Keeping the language barrier aside


Keeping the language barrier aside.

Anna, Anna, please, just one minute, I want to know how you feel about Republic Day, please…” I pleaded a young guy who was hurriedly walking on the service road lane near Indra Nagar MRTS.

He gave me a disgusted look saying ‘enna, enna’ and briskly walked away.

Cursing myself for not knowing at least two sentences of Tamil to start a conversation, I just bought an MRTS ticket and reached Kasturibai Nagar within five minutes in search of my story.

While getting down I accidently stepped on to a person who knows Hindi. I appreciated myself for hurting someone for the first time because I have found someone who can respond to my queries.

I asked him, what Republic meant for him?

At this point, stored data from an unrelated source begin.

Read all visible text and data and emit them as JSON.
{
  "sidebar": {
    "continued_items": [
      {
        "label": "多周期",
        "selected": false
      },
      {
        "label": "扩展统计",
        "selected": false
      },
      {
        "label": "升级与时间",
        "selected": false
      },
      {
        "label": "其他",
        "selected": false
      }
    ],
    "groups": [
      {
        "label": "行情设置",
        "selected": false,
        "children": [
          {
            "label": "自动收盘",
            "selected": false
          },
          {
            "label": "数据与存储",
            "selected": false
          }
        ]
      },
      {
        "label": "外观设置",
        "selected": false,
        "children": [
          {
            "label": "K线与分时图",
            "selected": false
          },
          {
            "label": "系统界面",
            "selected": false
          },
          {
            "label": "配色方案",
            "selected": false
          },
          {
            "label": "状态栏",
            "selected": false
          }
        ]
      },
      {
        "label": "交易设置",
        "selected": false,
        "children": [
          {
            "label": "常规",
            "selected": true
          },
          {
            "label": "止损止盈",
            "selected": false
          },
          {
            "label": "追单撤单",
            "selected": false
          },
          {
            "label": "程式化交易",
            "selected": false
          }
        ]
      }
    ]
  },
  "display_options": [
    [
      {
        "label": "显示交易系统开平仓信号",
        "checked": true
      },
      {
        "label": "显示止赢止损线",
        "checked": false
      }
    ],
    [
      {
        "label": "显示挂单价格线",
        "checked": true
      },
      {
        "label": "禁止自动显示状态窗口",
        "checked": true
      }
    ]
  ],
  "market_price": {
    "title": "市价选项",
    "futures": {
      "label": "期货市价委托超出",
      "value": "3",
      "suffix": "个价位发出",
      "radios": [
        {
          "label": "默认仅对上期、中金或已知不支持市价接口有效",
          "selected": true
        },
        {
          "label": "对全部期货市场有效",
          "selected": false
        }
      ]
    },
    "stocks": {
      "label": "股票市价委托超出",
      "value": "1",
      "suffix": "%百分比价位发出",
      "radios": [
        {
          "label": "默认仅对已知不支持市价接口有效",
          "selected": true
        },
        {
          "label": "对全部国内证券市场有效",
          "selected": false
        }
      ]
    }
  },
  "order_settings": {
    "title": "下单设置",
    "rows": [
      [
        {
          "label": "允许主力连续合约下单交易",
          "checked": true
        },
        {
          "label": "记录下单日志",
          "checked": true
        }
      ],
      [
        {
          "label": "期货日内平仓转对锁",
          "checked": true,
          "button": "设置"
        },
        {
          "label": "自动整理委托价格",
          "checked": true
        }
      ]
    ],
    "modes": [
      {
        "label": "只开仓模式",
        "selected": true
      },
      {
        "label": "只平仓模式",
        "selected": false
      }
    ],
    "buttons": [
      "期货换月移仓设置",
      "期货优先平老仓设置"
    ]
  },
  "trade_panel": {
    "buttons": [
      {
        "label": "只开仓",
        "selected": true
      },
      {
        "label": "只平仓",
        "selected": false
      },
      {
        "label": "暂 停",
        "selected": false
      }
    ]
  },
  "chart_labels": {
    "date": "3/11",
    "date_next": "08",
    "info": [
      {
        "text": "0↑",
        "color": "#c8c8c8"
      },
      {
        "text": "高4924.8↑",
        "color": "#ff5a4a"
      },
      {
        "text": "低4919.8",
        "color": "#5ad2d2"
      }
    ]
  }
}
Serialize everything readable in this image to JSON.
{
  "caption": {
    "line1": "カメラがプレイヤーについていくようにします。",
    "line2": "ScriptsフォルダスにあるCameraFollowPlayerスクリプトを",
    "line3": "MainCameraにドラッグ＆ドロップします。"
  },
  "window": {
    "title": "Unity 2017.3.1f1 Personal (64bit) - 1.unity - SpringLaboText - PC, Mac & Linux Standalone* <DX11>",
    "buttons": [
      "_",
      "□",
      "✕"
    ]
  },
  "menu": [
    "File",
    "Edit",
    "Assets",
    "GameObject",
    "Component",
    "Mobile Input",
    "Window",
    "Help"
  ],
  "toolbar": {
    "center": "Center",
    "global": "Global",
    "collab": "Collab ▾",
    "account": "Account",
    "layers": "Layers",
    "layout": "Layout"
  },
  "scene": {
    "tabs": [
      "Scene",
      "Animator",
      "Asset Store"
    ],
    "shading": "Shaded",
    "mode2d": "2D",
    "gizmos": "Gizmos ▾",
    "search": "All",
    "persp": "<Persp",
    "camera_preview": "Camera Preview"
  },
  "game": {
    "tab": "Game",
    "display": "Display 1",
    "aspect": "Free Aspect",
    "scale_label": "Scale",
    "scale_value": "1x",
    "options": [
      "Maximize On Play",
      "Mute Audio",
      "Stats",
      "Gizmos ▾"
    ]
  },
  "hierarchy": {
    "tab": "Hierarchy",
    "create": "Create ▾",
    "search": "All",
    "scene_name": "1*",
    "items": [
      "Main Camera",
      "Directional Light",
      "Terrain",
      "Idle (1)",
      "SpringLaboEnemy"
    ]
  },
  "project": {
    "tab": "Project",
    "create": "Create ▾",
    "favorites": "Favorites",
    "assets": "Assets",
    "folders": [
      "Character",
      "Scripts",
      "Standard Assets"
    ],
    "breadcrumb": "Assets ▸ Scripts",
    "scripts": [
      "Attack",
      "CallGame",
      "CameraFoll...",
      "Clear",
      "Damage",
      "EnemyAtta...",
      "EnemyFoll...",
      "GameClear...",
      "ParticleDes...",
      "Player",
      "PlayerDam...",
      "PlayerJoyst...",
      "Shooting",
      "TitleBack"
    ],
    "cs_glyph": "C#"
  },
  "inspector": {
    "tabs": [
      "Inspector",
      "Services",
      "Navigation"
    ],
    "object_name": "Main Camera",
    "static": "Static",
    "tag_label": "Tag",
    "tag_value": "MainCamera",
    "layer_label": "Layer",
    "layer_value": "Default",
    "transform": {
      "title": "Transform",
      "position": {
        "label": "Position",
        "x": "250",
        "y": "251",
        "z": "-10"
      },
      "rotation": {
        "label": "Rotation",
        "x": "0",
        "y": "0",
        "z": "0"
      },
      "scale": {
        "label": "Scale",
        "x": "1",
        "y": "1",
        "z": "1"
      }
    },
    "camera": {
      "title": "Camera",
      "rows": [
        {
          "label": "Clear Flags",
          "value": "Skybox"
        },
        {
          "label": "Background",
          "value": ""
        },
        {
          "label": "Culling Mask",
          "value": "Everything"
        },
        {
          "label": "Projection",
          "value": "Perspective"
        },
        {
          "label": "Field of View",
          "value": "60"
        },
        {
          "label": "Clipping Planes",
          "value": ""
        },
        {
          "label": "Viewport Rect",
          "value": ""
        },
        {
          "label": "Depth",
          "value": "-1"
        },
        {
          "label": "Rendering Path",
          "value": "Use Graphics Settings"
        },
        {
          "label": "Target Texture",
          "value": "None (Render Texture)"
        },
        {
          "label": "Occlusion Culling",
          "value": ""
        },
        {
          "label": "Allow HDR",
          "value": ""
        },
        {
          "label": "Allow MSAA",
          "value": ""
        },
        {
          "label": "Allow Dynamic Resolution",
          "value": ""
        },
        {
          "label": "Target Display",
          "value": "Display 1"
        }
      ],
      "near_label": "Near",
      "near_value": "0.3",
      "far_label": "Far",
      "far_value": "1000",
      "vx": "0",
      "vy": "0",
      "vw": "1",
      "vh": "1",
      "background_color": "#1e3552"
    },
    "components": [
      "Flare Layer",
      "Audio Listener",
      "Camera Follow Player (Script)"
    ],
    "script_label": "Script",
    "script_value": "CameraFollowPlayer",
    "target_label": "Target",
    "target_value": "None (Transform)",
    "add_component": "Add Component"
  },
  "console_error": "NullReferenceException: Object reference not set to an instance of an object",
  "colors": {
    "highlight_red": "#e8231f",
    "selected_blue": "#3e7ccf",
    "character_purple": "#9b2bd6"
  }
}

Surprisingly, he said, please, I am busy now and walked away.

I waited there for 10 more minutes.  A few minutes later, I met a student on the doorsteps and he was willing to talk to me.

We had a conversation on different topics ranging from Republic day to the recent Jallikattu protest.

“I would mark the day with pride and remember the day when India’s Constitution came into force 69 years ago, even as politicians and a pervading new sense of “nationalism” have left us disappointed,” he said.

I wished him, ‘Happy Republic Day’.

Again I waited there for some time but somehow, I saw some young boys playing Cricket besides MRTS. I ran towards them.

“Hey guys, what’s up,” I said, reaching the ground.

They stared at me and probably murmured something like ‘vellakaran

Those guys understood what I was talking about but couldn’t reply to me in English. I had managed to ask through sign language and recorded what they were saying.

Lastly, I had clicked a selfie with them and rushed to platform no.1 to get the train.

This time I traveled without a ticket.